Die Sonne fällt wie der Scheinwerfer bei einem Verhör durch halboffene Jalousien. Es herrscht Stille. Totenstille, wie im Leichenschauhaus.
Dann – wie an Feiertagen, wenn das Glockenläuten katastrophisch die Ruhe sprengt – bricht etwas in die Stille ein. Nicht laut wie ein Donnerschlag, sondern eindringlich wie das Wummern im Epizentrum eines Rammstein-Konzerts. Laut.

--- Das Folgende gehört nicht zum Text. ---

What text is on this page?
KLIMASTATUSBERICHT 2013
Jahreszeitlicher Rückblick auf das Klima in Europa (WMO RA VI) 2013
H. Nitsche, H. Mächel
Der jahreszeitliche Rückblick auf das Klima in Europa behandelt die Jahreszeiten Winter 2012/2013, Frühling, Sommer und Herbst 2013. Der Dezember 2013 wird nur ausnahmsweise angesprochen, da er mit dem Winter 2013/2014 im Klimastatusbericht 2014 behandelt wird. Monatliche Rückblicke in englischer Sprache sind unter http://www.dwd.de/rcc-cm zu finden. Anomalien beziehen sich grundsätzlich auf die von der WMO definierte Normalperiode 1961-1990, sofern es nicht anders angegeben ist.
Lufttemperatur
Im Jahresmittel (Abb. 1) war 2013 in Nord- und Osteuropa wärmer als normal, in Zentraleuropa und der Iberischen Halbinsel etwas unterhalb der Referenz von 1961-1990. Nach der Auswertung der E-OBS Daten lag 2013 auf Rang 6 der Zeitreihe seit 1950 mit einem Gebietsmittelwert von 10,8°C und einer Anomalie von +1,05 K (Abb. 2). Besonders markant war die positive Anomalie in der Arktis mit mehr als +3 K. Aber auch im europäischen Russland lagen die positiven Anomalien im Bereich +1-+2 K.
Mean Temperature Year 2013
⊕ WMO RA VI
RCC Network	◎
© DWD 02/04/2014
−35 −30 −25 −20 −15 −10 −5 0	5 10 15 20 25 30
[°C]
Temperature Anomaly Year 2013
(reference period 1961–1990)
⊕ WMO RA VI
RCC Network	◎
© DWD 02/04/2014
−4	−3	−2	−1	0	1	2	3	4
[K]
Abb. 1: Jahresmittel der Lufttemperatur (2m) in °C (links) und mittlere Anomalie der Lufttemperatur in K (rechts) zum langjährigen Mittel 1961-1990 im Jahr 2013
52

Verdammt laut.
Bei Rammstein soll es über 110 Dezibel gehen. In Berlin wackelten bei einem Konzert sogar die Häuser – ein Erdbeben der Stärke 1,4 wurde registriert. So stand es jedenfalls in Taubmanns Tageszeitung.
Doch hier in seiner Küche ist es nur ein leises tik, tak, tik, tak.

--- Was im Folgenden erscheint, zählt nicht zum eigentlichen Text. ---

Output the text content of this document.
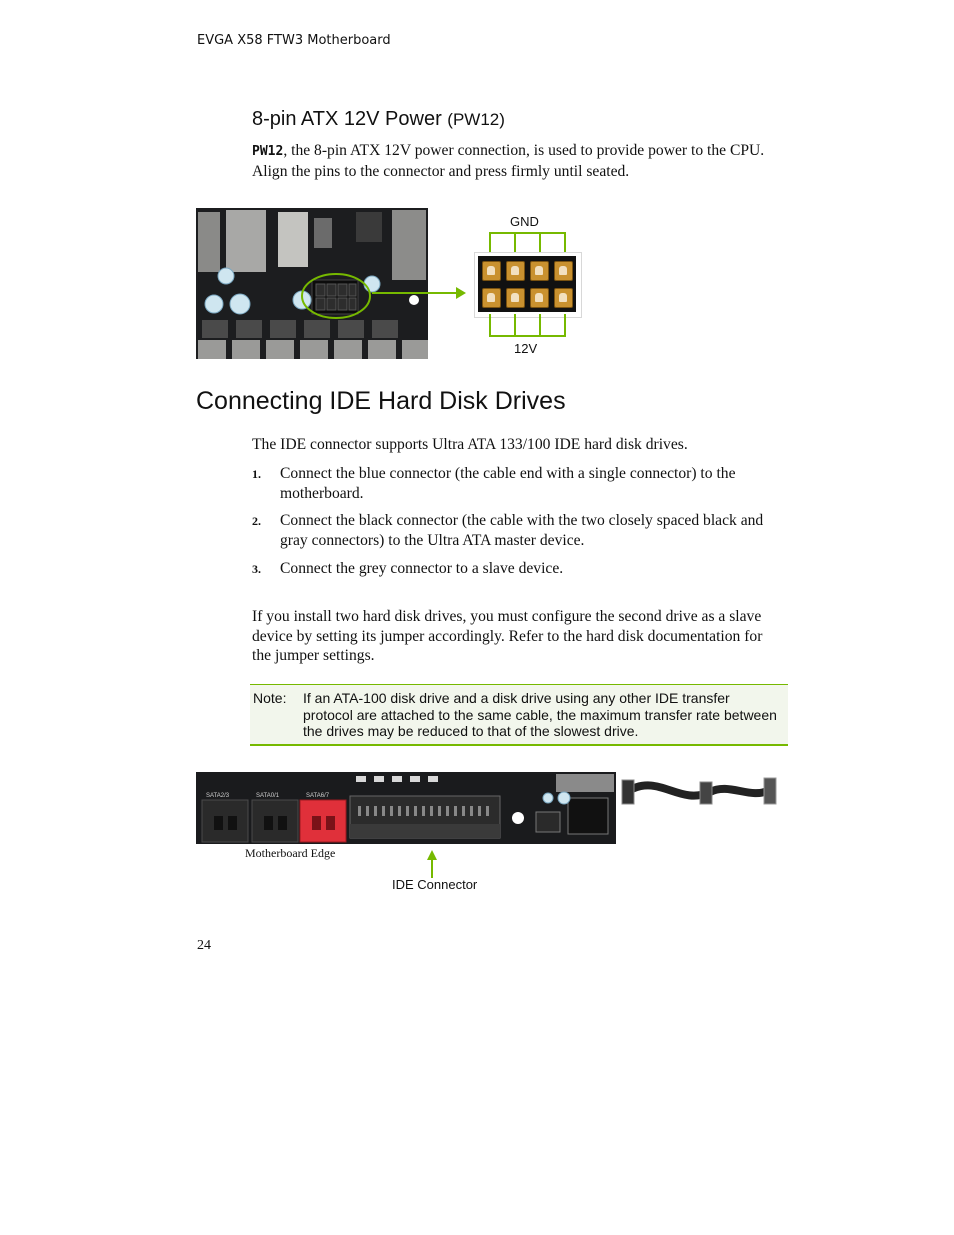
EVGA X58 FTW3 Motherboard
8-pin ATX 12V Power (PW12)
PW12, the 8-pin ATX 12V power connection, is used to provide power to the CPU. Align the pins to the connector and press firmly until seated.
GND
12V
Connecting IDE Hard Disk Drives
The IDE connector supports Ultra ATA 133/100 IDE hard disk drives.
1. Connect the blue connector (the cable end with a single connector) to the motherboard.
2. Connect the black connector (the cable with the two closely spaced black and gray connectors) to the Ultra ATA master device.
3. Connect the grey connector to a slave device.
If you install two hard disk drives, you must configure the second drive as a slave device by setting its jumper accordingly. Refer to the hard disk documentation for the jumper settings.
Note: If an ATA-100 disk drive and a disk drive using any other IDE transfer protocol are attached to the same cable, the maximum transfer rate between the drives may be reduced to that of the slowest drive.
SATA2/3	SATA0/1	SATA6/7
Motherboard Edge
IDE Connector
24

Aber es kriecht in sein Gehirn, direkt in den Hinterkopf.
Die Eieruhr tickt.
Taubmann setzt sich an den hölzernen Küchentisch – nein, er pirscht sich heran, als sei der Stuhl ein Tatort. Er lässt sich nieder, als lägen Reißnägel auf dem Sitzpolster.
Zwei Scheiben Toast, exakt golden gebräunt.

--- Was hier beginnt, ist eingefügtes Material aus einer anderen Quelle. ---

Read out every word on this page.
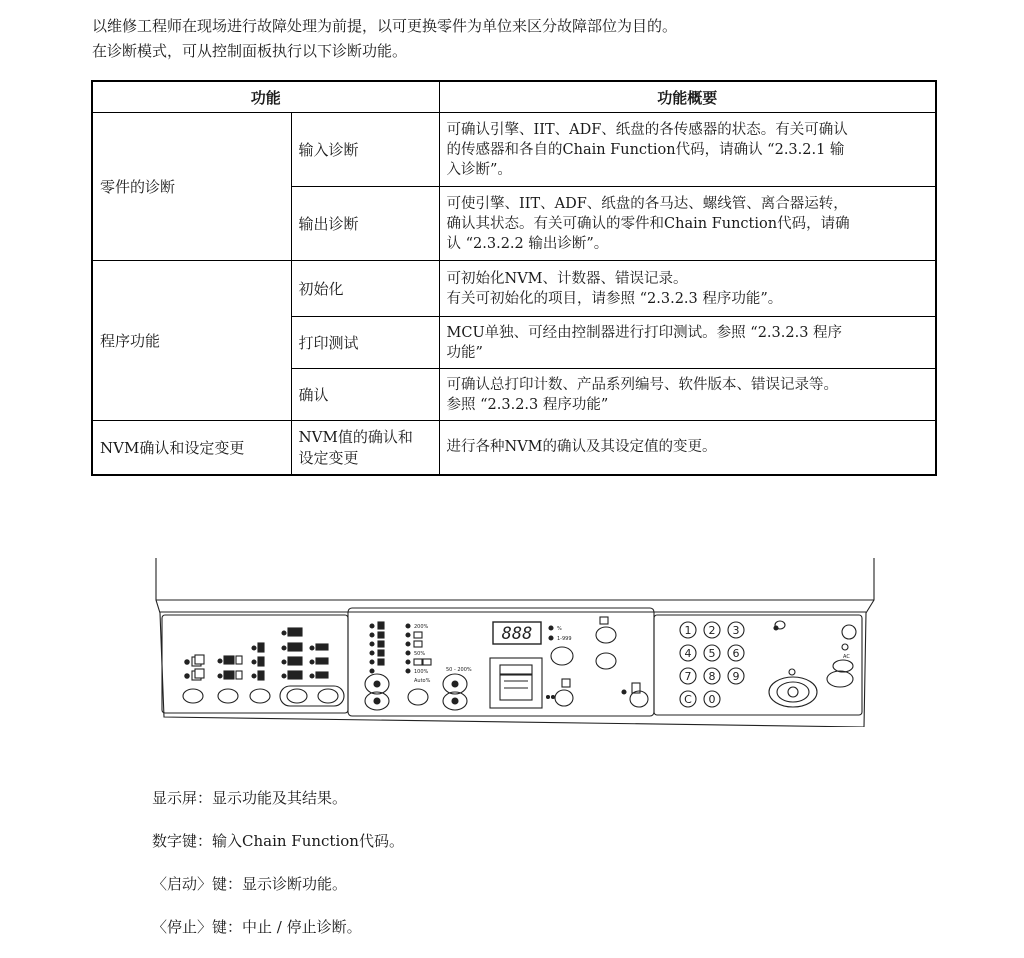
以维修工程师在现场进行故障处理为前提，以可更换零件为单位来区分故障部位为目的。

在诊断模式，可从控制面板执行以下诊断功能。

功能		功能概要
零件的诊断	输入诊断	可确认引擎、IIT、ADF、纸盘的各传感器的状态。有关可确认
的传感器和各自的Chain Function代码，请确认 “2.3.2.1 输
入诊断”。

	输出诊断	可使引擎、IIT、ADF、纸盘的各马达、螺线管、离合器运转，
确认其状态。有关可确认的零件和Chain Function代码，请确
认 “2.3.2.2 输出诊断”。

程序功能	初始化	可初始化NVM、计数器、错误记录。
有关可初始化的项目，请参照 “2.3.2.3 程序功能”。

	打印测试	MCU单独、可经由控制器进行打印测试。参照 “2.3.2.3 程序
功能”

	确认	可确认总打印计数、产品系列编号、软件版本、错误记录等。
参照 “2.3.2.3 程序功能”

NVM确认和设定变更	NVM值的确认和
设定变更	进行各种NVM的确认及其设定值的变更。
200%
50%
100%
Auto%
50 - 200%
888	%
1-999
1 2 3
4 5 6
7 8 9
C 0
AC

显示屏：显示功能及其结果。

数字键：输入Chain Function代码。

〈启动〉键：显示诊断功能。

〈停止〉键：中止 / 停止诊断。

Butterröllchen, langsam darüber schmelzend wie eine Diva auf dem Sofa eines Malers.
Ein Salzstreuer in Form einer Mohnkapsel mit exakt sieben Löchern.
Und in der Mitte: das Ei.
Tak, tak, tak.
Drei Minuten. Weiße Schale, keine Risse. Noch warm. Noch weich. Noch … ganz.
„So fängt es oft an“, denkt Taubmann. „Mit einem harmlosen Frühstück.“
Sein rechter Arm greift zum Ei.
Der Löffel fühlt sich heute schwerer an. Metallisch. Kalt. Endgültig.
Er hat viele Dinge mit einem Löffel beendet: Suppen. Verhöre. Beziehungen.
Nun also – das Ei.
Weiß wie ein Alibi.
Schweigend.
Wie damals, vor sieben Jahren, beim Fall Meier.